Overexposed: A Self-Love Project.

Overexposed: Biggest Anxiety on my WLS Journey.

Four months. Four months since I got bariatrics surgery and in total lost 55 pounds.

I’ve been documenting this process and journey for the last 5 months; I started about a month before I had the surgery, and continued to do so after surgery and here we are. I’ve written about some of the major highs of this process and how much healthier I’ve been feeling since then, but I’ve also not been shy to talk about some of the lows that not may people will talk about, and i still think that it’s important to talk about these things.

This post is about a low that I’ve been experiencing and been worried about, and I wonder just how many WLS patients have dealt with the same struggles or have had a similar mindset like me.

Hi, my name is Liz, and I’ve been worried about the future of my eating habits.

In a nutshell, I’ve officially hit that mark in my journey where my doctors don’t need to hold my hand as much as they did before, which means it’s now completely up to me to keep up my eating habits and making sure I am getting the nutrition I need. For the most part, things have been pretty normal and nothing major has changed within my diet, until I came down with a cold.

When I got sick two weeks ago, I started to realize that I felt more hungry than usual and I was able to keep down more food than I could’ve in awhile. I was beginning to get nervous; I didn’t understand why all of a sudden, I was able to eat more than usual and not stay as full as I used to prior to getting sick. I was nervous to believe that maybe my body was now getting used to eating more and that I wasn’t as scared to puke if I overate anymore.

I was afraid to think that if I kept this mindset that I was able to eat more (like unhealthy things I should avoid) and eventually get sick, all I could do is just puke it out and blame it on the unwillingness to keep it down. Again, it’s a mindset I don’t want to end up having, and I hope that my mental health doesn’t get to a place where I think that’ll be okay to do.

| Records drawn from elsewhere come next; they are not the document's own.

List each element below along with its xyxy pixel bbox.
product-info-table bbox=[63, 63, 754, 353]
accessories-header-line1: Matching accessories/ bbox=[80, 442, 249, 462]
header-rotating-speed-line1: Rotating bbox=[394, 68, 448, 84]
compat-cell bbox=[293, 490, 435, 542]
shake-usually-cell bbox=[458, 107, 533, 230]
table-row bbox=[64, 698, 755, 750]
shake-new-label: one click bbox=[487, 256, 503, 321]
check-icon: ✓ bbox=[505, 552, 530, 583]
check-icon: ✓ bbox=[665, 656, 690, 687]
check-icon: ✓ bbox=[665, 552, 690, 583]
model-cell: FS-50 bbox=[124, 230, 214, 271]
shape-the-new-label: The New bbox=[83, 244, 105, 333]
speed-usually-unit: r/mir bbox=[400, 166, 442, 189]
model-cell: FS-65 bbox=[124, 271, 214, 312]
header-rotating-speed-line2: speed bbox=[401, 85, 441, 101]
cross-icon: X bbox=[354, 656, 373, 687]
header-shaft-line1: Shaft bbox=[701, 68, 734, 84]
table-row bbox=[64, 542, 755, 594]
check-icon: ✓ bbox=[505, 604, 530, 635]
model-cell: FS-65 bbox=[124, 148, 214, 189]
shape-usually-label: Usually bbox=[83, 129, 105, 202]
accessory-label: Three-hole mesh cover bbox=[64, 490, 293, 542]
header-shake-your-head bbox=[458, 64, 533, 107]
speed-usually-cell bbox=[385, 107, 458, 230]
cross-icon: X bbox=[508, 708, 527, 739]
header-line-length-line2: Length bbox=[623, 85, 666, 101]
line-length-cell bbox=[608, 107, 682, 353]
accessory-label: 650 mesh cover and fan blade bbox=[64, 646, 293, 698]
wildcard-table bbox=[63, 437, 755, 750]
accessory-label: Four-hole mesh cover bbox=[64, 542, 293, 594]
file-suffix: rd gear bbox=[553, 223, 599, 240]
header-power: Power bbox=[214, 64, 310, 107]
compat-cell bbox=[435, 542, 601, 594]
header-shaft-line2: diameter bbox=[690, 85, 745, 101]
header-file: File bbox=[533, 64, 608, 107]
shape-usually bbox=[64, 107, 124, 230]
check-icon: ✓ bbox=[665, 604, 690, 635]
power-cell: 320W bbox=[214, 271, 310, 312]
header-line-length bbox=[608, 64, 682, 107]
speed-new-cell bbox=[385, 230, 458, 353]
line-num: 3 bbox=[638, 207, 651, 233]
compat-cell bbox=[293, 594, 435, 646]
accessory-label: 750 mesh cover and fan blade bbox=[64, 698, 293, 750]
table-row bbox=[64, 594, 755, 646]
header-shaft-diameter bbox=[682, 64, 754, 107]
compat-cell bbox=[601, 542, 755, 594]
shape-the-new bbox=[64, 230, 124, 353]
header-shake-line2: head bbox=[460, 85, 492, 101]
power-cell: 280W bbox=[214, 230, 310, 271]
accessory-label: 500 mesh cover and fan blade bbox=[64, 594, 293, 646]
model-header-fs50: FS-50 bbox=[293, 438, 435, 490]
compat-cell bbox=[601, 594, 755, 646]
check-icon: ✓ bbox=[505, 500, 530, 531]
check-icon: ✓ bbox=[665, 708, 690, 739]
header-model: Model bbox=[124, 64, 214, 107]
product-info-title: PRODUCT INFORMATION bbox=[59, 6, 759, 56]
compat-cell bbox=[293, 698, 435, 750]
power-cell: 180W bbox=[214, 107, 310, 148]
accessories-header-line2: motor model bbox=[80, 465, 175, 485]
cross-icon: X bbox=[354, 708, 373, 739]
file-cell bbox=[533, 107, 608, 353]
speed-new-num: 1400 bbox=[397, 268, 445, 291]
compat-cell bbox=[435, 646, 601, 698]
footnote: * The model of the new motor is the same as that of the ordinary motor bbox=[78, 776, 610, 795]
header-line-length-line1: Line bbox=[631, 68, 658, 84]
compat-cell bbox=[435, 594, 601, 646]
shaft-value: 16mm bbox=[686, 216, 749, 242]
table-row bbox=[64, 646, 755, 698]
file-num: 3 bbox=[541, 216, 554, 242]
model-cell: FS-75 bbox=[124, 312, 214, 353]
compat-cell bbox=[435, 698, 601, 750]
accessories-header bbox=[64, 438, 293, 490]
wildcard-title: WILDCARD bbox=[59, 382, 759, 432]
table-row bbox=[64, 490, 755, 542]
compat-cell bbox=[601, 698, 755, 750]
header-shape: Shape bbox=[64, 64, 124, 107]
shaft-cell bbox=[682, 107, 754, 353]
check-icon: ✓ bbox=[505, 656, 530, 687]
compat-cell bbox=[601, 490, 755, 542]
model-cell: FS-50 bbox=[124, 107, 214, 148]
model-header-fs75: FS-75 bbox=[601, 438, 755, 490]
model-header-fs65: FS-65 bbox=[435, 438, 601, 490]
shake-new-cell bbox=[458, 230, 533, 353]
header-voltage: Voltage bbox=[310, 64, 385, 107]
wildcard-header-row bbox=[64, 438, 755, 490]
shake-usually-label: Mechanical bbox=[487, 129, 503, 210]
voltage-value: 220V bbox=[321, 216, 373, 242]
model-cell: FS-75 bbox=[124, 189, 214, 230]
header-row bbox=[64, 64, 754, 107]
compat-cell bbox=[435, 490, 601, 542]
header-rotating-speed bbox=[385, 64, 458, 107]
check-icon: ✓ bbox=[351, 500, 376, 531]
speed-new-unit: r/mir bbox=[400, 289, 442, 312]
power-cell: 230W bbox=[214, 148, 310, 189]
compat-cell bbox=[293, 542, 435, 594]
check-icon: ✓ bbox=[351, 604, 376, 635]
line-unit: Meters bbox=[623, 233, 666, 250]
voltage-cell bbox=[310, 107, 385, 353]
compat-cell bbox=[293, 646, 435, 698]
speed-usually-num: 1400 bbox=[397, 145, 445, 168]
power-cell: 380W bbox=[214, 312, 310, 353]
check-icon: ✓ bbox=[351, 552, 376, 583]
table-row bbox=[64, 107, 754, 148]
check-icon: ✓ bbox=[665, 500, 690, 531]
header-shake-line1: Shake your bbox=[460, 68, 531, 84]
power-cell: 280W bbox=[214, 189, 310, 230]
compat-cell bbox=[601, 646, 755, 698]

I’m afraid that even if I eat more than I’m used to, I could eventually expand my stomach, which again is something that can eventually happen if your body gets used to holding in more food. When I was sick, I was able to eat without getting sick and still get pretty hungry pretty quickly. I was getting worried that a.) I was now eating and expanding my stomach which can possibly result in me gaining the weight back, and b.) I was actually eating normally than I’m used to but considered it to be a bad thing so I would try to cut back and eat small, despite if I was still hungry or not.

I guess I was getting nervous that in the future, I’m likely to get an eating disorder because of my newfound food anxiety since surgery, and I wonder if many people who’ve had this surgery felt this way at least once in their journey, or have sadly been diagnosed with an eating disorder after having surgery.

I don’t want it to get to a point where I think I’m eating too much when in reality, I’m eating just the right amount. I don’t want to keep looking at the scale and judge my stagnant weight as a failure. I don’t want to punish myself into thinking that I’m a failure because my journey isn’t what it was a couple of months ago.

In a way, this 4-month checkpoint is more so a start to the second step of my journey. Now I definitely have to limit my “bad food” intake to as little as possible because it’s time for me to actually put some work in. I need to do some exercises. I need to meal prep and be more cautious about what I eat. I can’t have this mind where I’m like “oh, lemme see if I can have this” to find out that I can and begin to indulge in the bad habit. I can’t keep thinking that the weight is just going to keep coming off without me actually being proactive and not doing things to keep the weight loss going. Yes, the weight is still coming off, but it’s not going to be like how it was when I was just a month into my post-op and the weight was just stripping itself off me. I now have to stop thinking that someone will hold my hand and tell me what to do when really, I’ve had just that for the first three months.

I’m just trying to not let myself go down this rabbit hole where my food anxiety gets so bad, I get diagnosed with an eating disorder. Again, with my weekly therapy sessions and just having people around me to talk to about my concerns and worries, I know I’ll have better control in what I do with my body.

To those who have been with me throughout this journey, I sincerely thank you all for being here and comforting me when I’ve felt lost, confused, and alone in the process. This process very much feels like grad school; being the only person I knew who went through it, I pretty much had to learn and experience everything on my own and in the process, developed an immense amount of anxiety due to the certainty of the outcomes. I am grateful that I’m able to talk to my family and friends and get some support for this uncertain and new journey.